20.08.2019 change 22.08.2019

Replacing PET with ecological plastic? A team from Warsaw has a way to do it!

"Lignocellulose bottles, apple perfumes. The research project results are expected to include more effective medicines and perfumes". (Source: Institute of Physical Chemistry PAS, Grzegorz Krzyżewski). The photo was taken at the BYŚ waste sorting plant (www.bys.com.pl, Wojciech Byśkiniewicz). The company specialises in professional waste management "Lignocellulose bottles, apple perfumes. The research project results are expected to include more effective medicines and perfumes". (Source: Institute of Physical Chemistry PAS, Grzegorz Krzyżewski). The photo was taken at the BYŚ waste sorting plant (www.bys.com.pl, Wojciech Byśkiniewicz). The company specialises in professional waste management

Materials as lightweight and resistant as plastic, yet fully biodegradable and... created from waste? Scientists from the Institute of Physical Chemistry PAS are working on an ecological, waste-free and economical method of obtaining organic monomers.

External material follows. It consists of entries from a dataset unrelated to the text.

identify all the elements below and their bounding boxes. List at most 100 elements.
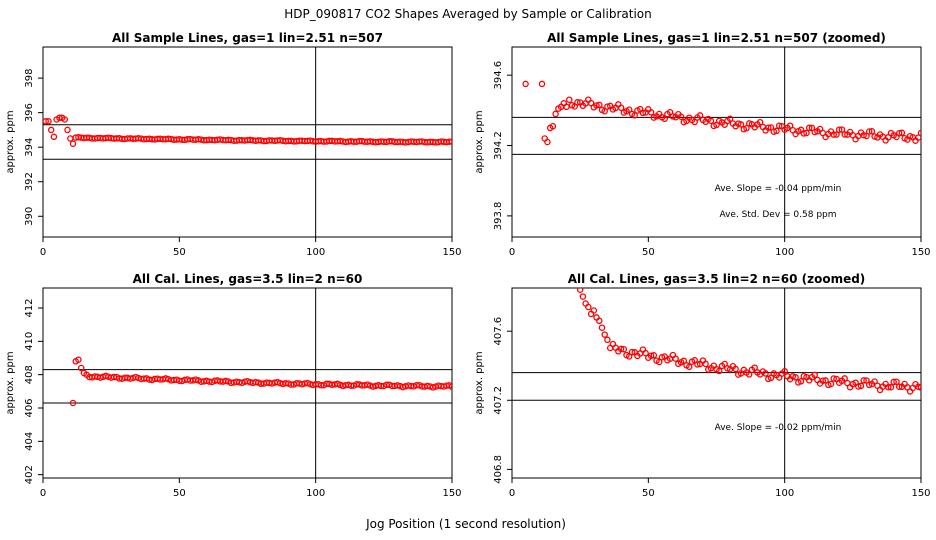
data-point	[601, 107, 608, 115]
data-point	[50, 133, 58, 141]
data-point	[579, 293, 587, 300]
data-points	[69, 356, 452, 407]
data-point	[827, 380, 835, 388]
data-point	[811, 371, 818, 379]
data-point	[585, 303, 592, 311]
data-point	[893, 378, 900, 385]
data-point	[601, 331, 608, 338]
data-point	[803, 129, 810, 137]
data-point	[838, 126, 846, 133]
data-point	[715, 367, 723, 375]
data-point	[647, 352, 655, 360]
data-point	[252, 378, 259, 386]
data-point	[522, 80, 529, 88]
data-point	[822, 377, 829, 384]
data-point	[895, 129, 903, 137]
y-tick-label: 393.8	[493, 202, 504, 231]
data-point	[446, 138, 452, 145]
data-point	[45, 118, 52, 125]
panel-top-left: All Sample Lines, gas=1 lin=2.51 n=507 0 5…	[5, 31, 462, 258]
y-tick-label: 398	[24, 69, 35, 88]
data-point	[792, 374, 799, 381]
data-point	[797, 378, 805, 385]
data-point	[805, 124, 813, 132]
panel-title: All Sample Lines, gas=1 lin=2.51 n=507	[112, 31, 383, 45]
figure-title: HDP_090817 CO2 Shapes Averaged by Sample…	[284, 7, 651, 21]
data-point	[855, 383, 862, 390]
y-tick-label: 392	[24, 172, 35, 191]
data-point	[574, 99, 581, 106]
data-point	[222, 377, 229, 385]
panel-top-right: All Sample Lines, gas=1 lin=2.51 n=507 (…	[474, 31, 931, 258]
data-point	[596, 317, 603, 325]
x-tick-label: 50	[642, 488, 655, 499]
x-tick-label: 0	[509, 247, 515, 258]
y-tick-label: 396	[24, 103, 35, 122]
data-point	[885, 383, 892, 391]
data-points	[522, 80, 921, 146]
plot-frame	[511, 46, 922, 238]
data-point	[868, 128, 876, 135]
data-point	[552, 110, 559, 118]
data-point	[604, 336, 611, 344]
data-point	[538, 80, 546, 88]
x-tick-label: 50	[173, 247, 186, 258]
data-point	[566, 96, 573, 103]
data-point	[56, 114, 63, 122]
y-axis-label: approx. ppm	[5, 110, 16, 173]
data-point	[448, 383, 452, 391]
y-tick-label: 406.8	[493, 455, 504, 484]
data-point	[887, 383, 895, 391]
data-point	[767, 374, 775, 382]
data-point	[685, 363, 693, 371]
y-tick-label: 410	[24, 332, 35, 351]
panel-bottom-right: All Cal. Lines, gas=3.5 lin=2 n=60 (zoom…	[474, 272, 931, 499]
plot-frame	[42, 287, 453, 479]
y-tick-label: 394	[24, 138, 35, 157]
data-point	[841, 375, 848, 382]
data-point	[775, 122, 783, 129]
x-tick-label: 100	[775, 247, 794, 258]
data-point	[549, 122, 557, 130]
x-axis-label: Jog Position (1 second resolution)	[365, 517, 566, 531]
x-tick-label: 0	[509, 488, 515, 499]
data-point	[655, 358, 663, 366]
data-point	[860, 377, 867, 384]
data-point	[593, 102, 600, 109]
panel-title: All Cal. Lines, gas=3.5 lin=2 n=60 (zoom…	[568, 272, 866, 286]
y-tick-label: 390	[24, 207, 35, 226]
x-tick-label: 150	[911, 247, 930, 258]
data-point	[696, 112, 704, 119]
data-point	[833, 131, 840, 138]
data-point	[819, 377, 827, 384]
data-point	[789, 373, 797, 380]
y-tick-label: 407.2	[493, 386, 504, 415]
y-tick-label: 406	[24, 398, 35, 417]
data-point	[677, 113, 685, 120]
data-point	[860, 131, 867, 139]
data-point	[642, 349, 649, 357]
data-point	[625, 353, 633, 360]
data-point	[707, 117, 715, 125]
data-point	[890, 378, 897, 386]
data-point	[596, 101, 603, 109]
data-point	[394, 382, 401, 389]
data-point	[737, 121, 745, 128]
data-point	[61, 116, 69, 123]
data-point	[75, 356, 82, 363]
data-point	[631, 112, 638, 119]
data-point	[898, 129, 906, 137]
data-point	[835, 126, 843, 133]
y-tick-label: 408	[24, 365, 35, 384]
y-tick-label: 404	[24, 432, 35, 451]
data-point	[680, 357, 688, 365]
data-point	[661, 115, 668, 123]
x-tick-label: 150	[442, 247, 461, 258]
data-point	[732, 365, 739, 373]
data-point	[694, 361, 701, 368]
annotation: Ave. Std. Dev = 0.58 ppm	[719, 210, 836, 220]
y-axis-label: approx. ppm	[474, 351, 485, 414]
data-point	[67, 135, 74, 142]
data-point	[43, 118, 49, 125]
x-tick-label: 50	[173, 488, 186, 499]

"Today`s plastics, made from petroleum, contain phthalates and other plasticizers - a `soup` of organic and inorganic compounds, which no bacteria or fungus can break down on their own. That is why they remain in forests and seas for so long" - says Prof. Juan Carlos Colmenares from the Institute of Physical Chemistry PAS. He announces:" We want to replace PET with something that would break down over several months, a few years at most".

Prof. Colmenares` team is working on a material that is as light, as resistant as plastic, and fully biodegradable. The researchers have developed a new method for producing DFF (2,5-diformyl furfural). The results of their research have been published in the journal Applied Catalysis B: Environmental (https://doi.org/10.1016/j.apcatb.2019.117803). The Institute of Physical Chemistry PAS informed about the project it in a press release sent to PAP.

Until now, relatively high temperatures (100-150 degrees C) and complex technology were needed to produce DFF. As a result, this material - although ecological - could not compete with petroleum-based products.

Meanwhile, DFF is a dream compound: despite the high cost of its production, it has found application in many industries. It is useful not only in the production of environmentally friendly plastic, but also in the production of medicines, cosmetics, fragrances, chemicals and fuels.

The scientist quoted in the Institute of Physical Chemistry PAS release explains that DFF-based polymers have already been tested. "They break down into sugar-like monomers. And sugars are a tasty bite for many microorganisms. Even if a bottle made of such plastic is thrown away in a forest, it will decompose much faster than conventional polymers - in a few years at most" - he assures.

It is not the product itself (DFF) that is a novelty, but the method of obtaining it. Researchers have obtained the compound from HMF (hydroxymethylfurfural) - a material produced on an industrial scale from products such as cellulose, lignin or inulin - paper industry waste.

To transform HMF into DFF with the method developed by Prof. Colmenares` team, a photoreactor can built by researchers is needed. The reaction occurs under the influence of light (for now from LED lamps, ultimately solar energy will be used).

The heart of the reaction is the catalyst: manganese dioxide nanowires. "They are long and very, very thin, and their structure increases the absorption of light. (...) Virtually all HMF is converted into DFF" - the professor says.

The scientist assures that the method of producing DFF from HMF is waste-free. He explains that oxygen from air is enough to obtain pure monomer needed for the production of linear polymers and, for example... bottles. And nanowires can be reused as a photocatalyst, because DFF does not destroy them. The reaction can take place at room temperature and atmospheric pressure.

Won`t such quickly decomposing plastic break down too quickly? Before, for example, we can drink the juice from the bottle made of it? "No!" - the professor laughs. "In practice, it takes several years to decompose it". He assures that the polymer is harmless to humans and even enzymes and intestinal bacteria present in the human body can break it down.